Depuis plusieurs semaines, une réflexion s’est emparée de mes pensées, c’est celle du rapport au temps. Au temps qui passe, au temps qu’il nous reste, au temps que l’on accorde à telle ou telle partie de notre vie, au temps qui manque. Derrière cette notion de temps, il y aussi l’idée de tempo, de cadence, que l’on donne à notre quotidien, que l’on s’impose ou que l’on subit, dépendant des situations. 

Je crois que c’est en me promenant sur Instagram que cette réflexion autour du temps a germé dans mon esprit. Je me promenais de stories en stories, un peu distraite, comme souvent, quand quelque chose a attiré mon attention : il s’agissait d’une liste, immense, interminable, de « séries vues ces derniers mois ». Il y en avait des dizaines. Certaines, je n’en avais même jamais entendu parler. Et puis, en bas de l’image, il y avait une boîte à questions, invitant les abonnés à suggérer encore, de nouvelles séries ou films à découvrir.

Je ne sais pas pourquoi, ces listes je les voyais défiler sans arrêt, chacun y allait de son petit partage, de son petit palmarès, de sa liste de « check » satisfaisants, mais cette fois-ci, cette liste m’avait sciée en deux. 

Je ne sais pas trop dire pourquoi à ce moment-là en particulier. Peut-être par effet miroir. Cela m’a renvoyée à mes propres dilemmes, à mes propres croyances. À mes différences aussi peut-être. 

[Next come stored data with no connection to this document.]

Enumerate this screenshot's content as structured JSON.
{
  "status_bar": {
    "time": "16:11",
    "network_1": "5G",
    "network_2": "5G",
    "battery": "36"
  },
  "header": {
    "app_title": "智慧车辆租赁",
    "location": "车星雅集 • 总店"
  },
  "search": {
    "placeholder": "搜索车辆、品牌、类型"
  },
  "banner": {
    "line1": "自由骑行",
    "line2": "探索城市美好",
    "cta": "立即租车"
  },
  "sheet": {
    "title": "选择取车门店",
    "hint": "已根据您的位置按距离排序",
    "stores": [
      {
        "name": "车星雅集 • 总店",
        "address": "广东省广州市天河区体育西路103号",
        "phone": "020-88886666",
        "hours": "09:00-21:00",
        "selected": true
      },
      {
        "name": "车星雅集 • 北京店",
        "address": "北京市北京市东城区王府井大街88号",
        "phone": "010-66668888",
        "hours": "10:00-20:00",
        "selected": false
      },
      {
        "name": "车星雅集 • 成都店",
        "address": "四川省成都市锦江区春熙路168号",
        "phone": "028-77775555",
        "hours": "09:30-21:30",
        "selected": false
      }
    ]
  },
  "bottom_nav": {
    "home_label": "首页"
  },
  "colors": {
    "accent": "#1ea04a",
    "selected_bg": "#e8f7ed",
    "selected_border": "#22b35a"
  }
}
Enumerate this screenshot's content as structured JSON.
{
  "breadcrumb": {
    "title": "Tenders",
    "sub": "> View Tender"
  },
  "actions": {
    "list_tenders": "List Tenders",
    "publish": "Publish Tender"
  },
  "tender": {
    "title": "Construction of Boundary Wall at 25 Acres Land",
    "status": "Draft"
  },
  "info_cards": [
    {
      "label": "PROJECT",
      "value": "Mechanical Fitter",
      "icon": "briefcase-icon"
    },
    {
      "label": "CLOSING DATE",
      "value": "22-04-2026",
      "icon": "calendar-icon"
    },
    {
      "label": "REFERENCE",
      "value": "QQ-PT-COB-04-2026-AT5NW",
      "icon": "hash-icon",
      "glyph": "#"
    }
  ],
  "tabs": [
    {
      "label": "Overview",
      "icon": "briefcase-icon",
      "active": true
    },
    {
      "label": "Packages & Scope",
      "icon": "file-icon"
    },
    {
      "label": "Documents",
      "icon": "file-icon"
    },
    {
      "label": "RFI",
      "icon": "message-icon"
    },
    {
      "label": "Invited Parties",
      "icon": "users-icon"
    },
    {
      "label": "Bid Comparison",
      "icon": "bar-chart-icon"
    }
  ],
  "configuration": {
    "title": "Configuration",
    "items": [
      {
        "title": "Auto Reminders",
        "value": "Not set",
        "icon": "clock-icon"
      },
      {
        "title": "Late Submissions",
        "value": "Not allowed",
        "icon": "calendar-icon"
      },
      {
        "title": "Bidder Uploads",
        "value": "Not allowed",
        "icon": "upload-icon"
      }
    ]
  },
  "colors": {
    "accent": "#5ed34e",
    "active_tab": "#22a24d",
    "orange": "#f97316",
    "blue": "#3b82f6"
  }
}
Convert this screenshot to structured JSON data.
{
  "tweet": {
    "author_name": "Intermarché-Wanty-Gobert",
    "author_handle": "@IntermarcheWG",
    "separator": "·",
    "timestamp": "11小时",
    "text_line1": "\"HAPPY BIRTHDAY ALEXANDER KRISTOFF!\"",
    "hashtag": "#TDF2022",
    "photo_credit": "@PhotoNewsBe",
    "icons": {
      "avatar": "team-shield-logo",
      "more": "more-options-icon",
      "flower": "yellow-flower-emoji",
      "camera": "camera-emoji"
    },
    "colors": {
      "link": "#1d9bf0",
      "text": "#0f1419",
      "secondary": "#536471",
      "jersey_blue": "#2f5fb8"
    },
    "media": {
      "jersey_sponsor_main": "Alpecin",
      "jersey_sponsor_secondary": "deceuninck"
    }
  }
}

En fait, j’avoue secrètement je me suis dit « mais comment font-ils ? ».

Parce que si moi, je devais faire un pas de côté pour analyser avec un peu plus de recul mon propre rapport au temps, j’y apposerais peut-être le mot « fébrilité ».

Moi, j’ai toujours l’impression d’en manquer, de temps. Manquer de temps pour lire. Pour écrire. Pour m’instruire, pour apprendre. Manquer de temps pour eux, pour mes proches. Les appeler, leur écrire des lettres, leur envoyer des fleurs. Leur faire des surprises. Manquer de temps pour apprendre, enfin, à jouer au piano. Ou bien même à en écouter, du piano. Pour lui apprendre à lui, à danser la salsa ou le zouk tiens. Manquer de temps pour me tromper, rater, et recommencer. Manquer de temps pour dormir, longtemps, puis se réveiller, doucement. Manquer de temps pour réfléchir, ne rien faire, penser, m’ennuyer, méditer, divaguer. 

Et puis, alors que ce jour-là, du temps, j’en perds un peu dans le monde du virtuel, je tombe sur cette liste qui vient me narguer. Autant de check qui me questionnent autant qu’ils me désespèrent. 

Alors que l’on expérimente en cette période et pour la toute première fois de notre existence, une vie dénuée de tout loisir, dépouillée, revenue « à l’essentiel », comme diront certains : se nourrir, travailler, dormir ; j’observe une sorte de flou, dans lequel chacun réagit différemment. 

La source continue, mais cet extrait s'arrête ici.